Do lado de cá, como quem embate contra a força de uma evidência, assisti atónita à profundidade da cena: um quarteto de carne resgatado ao desejo pelo gesto criador que nada pode contra a sua inevitabilidade. haveria outra forma de criar senão pelo impulso do que tem de ser? Resistir. O impacto da coreografia aguarda-se na condensação, circunscrição temporal que emociona por si: a da curta e cruel beleza que se dá e logo termina. Como a de uma canção... Nessa duração da(nça)-se tudo, dando o tempo exato à lágrima para se formar e deslizar.
Uma viagem no tempo, de outra que se deu antes, simulando a vertigem do cimo de um trapézio imaginário, antes do mergulho para os seis braços, os três abraços, movida pela urgência cáustica que sobrevive no corpo assombrado desta bailarina, hoje. Perguntam se a dança pode atravessar o tempo, e se ela conjura, a cada reprise, a mesma emoção. Conjunto de músculos executantes, no corpo dela cabe uma pessoa inteira, e toda a violência que é ser pessoa num corpo; com o corpo ser pessoa. Toda a potência de ser mulher num corpo, pessoa num corpo de mulher.
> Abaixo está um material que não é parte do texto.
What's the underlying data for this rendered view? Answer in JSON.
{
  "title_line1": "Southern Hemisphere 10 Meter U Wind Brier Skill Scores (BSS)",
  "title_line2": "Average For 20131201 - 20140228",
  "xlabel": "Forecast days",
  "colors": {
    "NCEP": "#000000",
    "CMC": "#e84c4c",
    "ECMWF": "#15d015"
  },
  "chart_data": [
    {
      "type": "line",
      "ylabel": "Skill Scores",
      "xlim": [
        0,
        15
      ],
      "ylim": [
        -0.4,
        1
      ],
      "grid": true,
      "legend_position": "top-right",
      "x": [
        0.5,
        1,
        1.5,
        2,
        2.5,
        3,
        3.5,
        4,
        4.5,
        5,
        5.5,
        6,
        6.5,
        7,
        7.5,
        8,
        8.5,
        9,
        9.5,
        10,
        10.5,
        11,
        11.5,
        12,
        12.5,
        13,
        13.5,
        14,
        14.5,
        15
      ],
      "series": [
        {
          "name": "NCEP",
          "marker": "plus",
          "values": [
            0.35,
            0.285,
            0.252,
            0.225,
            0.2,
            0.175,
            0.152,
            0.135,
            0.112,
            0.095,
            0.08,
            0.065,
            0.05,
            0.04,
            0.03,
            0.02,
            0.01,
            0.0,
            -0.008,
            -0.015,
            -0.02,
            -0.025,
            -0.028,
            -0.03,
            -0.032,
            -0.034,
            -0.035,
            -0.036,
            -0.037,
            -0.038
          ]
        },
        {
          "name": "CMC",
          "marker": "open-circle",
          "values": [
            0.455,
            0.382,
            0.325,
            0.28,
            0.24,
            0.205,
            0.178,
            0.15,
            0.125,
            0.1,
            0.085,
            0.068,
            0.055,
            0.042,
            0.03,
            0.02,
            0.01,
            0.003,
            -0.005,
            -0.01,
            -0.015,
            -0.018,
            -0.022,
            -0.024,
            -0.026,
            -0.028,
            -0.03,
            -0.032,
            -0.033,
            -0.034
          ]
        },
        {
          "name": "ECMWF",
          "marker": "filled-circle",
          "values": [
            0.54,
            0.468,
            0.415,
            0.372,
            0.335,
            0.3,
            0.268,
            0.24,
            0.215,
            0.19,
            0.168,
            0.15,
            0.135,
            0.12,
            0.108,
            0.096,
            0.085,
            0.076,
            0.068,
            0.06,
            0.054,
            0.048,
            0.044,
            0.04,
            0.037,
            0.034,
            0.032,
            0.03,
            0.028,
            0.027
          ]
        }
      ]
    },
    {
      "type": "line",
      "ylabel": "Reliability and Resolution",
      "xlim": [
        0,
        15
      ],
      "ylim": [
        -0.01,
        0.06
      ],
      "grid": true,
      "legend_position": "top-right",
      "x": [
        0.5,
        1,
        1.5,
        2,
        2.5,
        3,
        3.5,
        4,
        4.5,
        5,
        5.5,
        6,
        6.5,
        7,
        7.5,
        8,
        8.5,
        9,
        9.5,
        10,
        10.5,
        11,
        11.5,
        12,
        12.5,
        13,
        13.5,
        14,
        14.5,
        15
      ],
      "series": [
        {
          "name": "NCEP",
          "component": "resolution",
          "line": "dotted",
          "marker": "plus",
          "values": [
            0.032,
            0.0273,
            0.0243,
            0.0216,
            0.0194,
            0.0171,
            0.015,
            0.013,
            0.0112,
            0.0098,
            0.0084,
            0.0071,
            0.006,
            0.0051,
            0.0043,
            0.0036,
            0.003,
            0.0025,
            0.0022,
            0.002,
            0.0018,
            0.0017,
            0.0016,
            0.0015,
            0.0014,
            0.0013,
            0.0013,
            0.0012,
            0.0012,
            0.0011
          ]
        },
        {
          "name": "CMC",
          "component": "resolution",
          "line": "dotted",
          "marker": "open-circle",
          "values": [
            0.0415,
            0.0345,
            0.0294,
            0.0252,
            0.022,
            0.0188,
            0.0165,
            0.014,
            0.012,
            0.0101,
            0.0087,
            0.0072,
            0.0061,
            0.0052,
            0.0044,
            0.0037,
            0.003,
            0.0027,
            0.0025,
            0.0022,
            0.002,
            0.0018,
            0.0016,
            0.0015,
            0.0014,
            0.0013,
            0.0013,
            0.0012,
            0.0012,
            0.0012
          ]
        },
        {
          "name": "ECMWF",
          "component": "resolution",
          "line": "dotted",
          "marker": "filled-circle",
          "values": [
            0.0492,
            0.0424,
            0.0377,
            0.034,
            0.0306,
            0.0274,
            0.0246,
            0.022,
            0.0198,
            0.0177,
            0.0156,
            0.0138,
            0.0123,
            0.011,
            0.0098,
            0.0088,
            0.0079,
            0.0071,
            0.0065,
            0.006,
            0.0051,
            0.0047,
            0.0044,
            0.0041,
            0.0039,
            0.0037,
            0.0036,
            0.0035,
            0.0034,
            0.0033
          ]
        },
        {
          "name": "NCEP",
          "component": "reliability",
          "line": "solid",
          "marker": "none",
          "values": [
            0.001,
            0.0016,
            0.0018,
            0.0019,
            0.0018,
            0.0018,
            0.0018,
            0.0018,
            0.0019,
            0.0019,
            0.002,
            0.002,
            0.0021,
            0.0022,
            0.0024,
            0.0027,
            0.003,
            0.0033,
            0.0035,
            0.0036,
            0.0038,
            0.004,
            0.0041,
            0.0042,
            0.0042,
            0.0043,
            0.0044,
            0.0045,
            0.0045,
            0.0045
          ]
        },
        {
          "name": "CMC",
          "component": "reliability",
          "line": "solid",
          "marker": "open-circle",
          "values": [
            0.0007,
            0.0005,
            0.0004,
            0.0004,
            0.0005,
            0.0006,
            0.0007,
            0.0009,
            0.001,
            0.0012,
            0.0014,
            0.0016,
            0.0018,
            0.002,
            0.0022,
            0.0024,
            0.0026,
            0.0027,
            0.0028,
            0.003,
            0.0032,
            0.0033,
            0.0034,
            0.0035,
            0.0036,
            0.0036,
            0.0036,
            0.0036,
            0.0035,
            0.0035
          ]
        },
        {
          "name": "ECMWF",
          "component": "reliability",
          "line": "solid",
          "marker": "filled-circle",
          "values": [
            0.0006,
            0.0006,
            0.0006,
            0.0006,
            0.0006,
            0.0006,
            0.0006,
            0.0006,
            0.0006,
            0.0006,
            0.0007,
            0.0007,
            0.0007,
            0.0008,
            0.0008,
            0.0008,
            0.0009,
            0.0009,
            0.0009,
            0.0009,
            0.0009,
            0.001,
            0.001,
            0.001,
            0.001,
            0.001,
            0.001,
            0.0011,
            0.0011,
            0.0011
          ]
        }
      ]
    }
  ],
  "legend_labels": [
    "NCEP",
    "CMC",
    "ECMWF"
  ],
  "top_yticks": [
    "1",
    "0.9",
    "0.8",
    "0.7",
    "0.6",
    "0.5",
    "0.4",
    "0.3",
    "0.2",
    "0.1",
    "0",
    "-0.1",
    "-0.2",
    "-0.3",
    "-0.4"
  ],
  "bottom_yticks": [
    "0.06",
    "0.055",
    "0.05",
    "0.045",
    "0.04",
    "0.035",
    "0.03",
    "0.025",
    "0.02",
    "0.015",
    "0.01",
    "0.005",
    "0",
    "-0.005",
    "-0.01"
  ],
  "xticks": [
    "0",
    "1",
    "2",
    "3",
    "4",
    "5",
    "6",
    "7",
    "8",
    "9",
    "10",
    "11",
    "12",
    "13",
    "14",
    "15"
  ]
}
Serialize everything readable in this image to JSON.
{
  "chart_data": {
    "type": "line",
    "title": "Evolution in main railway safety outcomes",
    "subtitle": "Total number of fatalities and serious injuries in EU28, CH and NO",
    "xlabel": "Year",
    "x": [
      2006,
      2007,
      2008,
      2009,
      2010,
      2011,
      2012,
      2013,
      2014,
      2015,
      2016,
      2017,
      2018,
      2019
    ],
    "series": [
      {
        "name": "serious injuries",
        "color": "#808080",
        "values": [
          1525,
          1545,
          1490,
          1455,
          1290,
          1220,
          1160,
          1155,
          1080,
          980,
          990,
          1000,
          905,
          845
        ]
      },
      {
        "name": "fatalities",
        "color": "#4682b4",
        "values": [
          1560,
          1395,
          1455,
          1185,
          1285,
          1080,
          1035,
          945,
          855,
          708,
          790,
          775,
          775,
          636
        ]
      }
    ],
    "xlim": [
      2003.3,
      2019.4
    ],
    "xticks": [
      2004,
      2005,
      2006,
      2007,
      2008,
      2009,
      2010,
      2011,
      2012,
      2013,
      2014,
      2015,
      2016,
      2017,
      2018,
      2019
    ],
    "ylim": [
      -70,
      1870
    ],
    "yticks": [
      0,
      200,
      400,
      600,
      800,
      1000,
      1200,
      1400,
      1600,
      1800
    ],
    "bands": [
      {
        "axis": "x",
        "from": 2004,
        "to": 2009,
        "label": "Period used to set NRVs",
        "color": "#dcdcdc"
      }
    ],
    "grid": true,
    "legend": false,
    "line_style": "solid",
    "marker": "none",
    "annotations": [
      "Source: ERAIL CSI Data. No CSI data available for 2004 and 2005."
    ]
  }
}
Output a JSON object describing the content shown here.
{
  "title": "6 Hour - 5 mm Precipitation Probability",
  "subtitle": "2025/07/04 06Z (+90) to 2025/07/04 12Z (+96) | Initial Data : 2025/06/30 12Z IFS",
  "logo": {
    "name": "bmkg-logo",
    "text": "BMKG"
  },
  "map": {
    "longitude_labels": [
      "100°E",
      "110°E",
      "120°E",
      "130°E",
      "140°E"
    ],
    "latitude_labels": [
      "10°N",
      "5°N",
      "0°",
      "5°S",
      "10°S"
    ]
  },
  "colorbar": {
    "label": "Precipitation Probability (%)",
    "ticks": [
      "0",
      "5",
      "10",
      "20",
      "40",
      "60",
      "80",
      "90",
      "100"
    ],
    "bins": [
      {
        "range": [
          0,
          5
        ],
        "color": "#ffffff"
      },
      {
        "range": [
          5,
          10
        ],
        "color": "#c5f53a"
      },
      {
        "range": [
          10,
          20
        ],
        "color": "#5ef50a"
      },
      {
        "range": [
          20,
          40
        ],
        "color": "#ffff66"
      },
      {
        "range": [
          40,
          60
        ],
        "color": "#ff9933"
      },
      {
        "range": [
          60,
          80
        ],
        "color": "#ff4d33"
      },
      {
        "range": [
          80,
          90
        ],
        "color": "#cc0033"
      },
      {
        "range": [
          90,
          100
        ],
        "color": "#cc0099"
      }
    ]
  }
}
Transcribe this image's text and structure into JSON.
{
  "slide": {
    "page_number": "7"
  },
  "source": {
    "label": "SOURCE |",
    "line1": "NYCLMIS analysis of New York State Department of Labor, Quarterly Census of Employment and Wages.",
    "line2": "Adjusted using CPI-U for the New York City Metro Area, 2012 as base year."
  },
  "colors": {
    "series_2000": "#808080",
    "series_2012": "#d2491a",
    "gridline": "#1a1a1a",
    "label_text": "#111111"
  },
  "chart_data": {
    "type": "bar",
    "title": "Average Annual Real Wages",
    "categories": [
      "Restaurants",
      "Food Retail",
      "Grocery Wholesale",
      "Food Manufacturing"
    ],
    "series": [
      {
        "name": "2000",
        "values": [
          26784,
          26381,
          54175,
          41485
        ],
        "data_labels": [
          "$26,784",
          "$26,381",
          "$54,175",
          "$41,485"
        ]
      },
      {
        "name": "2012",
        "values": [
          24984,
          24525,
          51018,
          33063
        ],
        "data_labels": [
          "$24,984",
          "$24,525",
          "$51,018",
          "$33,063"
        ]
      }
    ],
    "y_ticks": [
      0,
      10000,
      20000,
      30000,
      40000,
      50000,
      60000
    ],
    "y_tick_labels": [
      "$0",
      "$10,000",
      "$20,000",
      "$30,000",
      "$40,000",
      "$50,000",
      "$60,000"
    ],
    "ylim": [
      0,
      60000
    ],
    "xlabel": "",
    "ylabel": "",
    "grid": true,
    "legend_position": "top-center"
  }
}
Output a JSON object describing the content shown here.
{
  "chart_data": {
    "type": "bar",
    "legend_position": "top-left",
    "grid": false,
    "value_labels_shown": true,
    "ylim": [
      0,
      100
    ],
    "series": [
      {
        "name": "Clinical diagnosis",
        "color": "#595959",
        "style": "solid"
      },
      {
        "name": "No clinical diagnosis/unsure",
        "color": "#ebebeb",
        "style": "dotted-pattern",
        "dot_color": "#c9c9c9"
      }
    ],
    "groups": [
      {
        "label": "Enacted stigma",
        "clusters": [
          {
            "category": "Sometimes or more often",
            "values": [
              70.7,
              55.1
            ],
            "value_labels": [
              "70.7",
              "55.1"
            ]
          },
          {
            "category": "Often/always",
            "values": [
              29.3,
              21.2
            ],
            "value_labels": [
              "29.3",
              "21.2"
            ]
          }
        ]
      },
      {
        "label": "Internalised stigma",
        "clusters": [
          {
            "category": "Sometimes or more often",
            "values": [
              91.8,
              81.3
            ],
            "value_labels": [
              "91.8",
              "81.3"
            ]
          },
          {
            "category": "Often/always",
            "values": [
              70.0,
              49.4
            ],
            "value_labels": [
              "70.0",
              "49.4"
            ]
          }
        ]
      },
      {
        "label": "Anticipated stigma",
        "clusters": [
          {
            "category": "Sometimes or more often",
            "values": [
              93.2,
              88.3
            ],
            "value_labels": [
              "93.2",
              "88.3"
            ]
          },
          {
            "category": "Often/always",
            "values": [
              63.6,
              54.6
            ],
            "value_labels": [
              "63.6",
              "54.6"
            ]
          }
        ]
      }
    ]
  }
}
Adiar o fim, bater no fundo, chocar contra, rendição vs resistência; querer e não querer ser [objeto], seduzir ou ceder, deixar-se moldar ou enrijecer na hora de se dar. A cada gesto, a cada choque, identificação-diferenciação, conflito interno sai pra fora, transborda. No fim, quero bis (e mais e mais, Nina Hagen em repeat), sabendo que esse é o desejo suspenso pelo fio do trapézio imaginário que antecede qualquer embate ou desvio: sempre mais, antes que acabe, ou o desejo seque no canal.
Logo logo vem outro corpo, desenhar com fio real outro caminho. Fala-nos do lado de lá, vestida apenas com uma frágil armadura de plástico e fita cola, cuidadosamente comprimida contra a pele nua. Uma história sobre ida e retorno, rios e mares que ligam e separam margens, pontes que exigem e permitem travessias. Ilustrada pela composição em tempo real de uma maquete com os mesmos objetos que servem de vestido – pensos higiénicos, lenços de papel, palitos, pasta de dentes – a história desenrola-se como um novelo familiar, um mapa de lugares conhecidos. A descrição como ela a descreve, numa visita às memórias de alguém, ou partes soltas de uma memória conjunta, tecida por todas as que conhecem as divisões do mundo. Que o lado de cá não é igual ao de lá, sabemos, mal se passa a linha, a fronteira, o rio, o oceano. Surge a pergunta: para que lado vai quem é expulsa de onde pertence, para onde volta? O corpo atravessa e acena, enquanto a ponte lá se aguenta.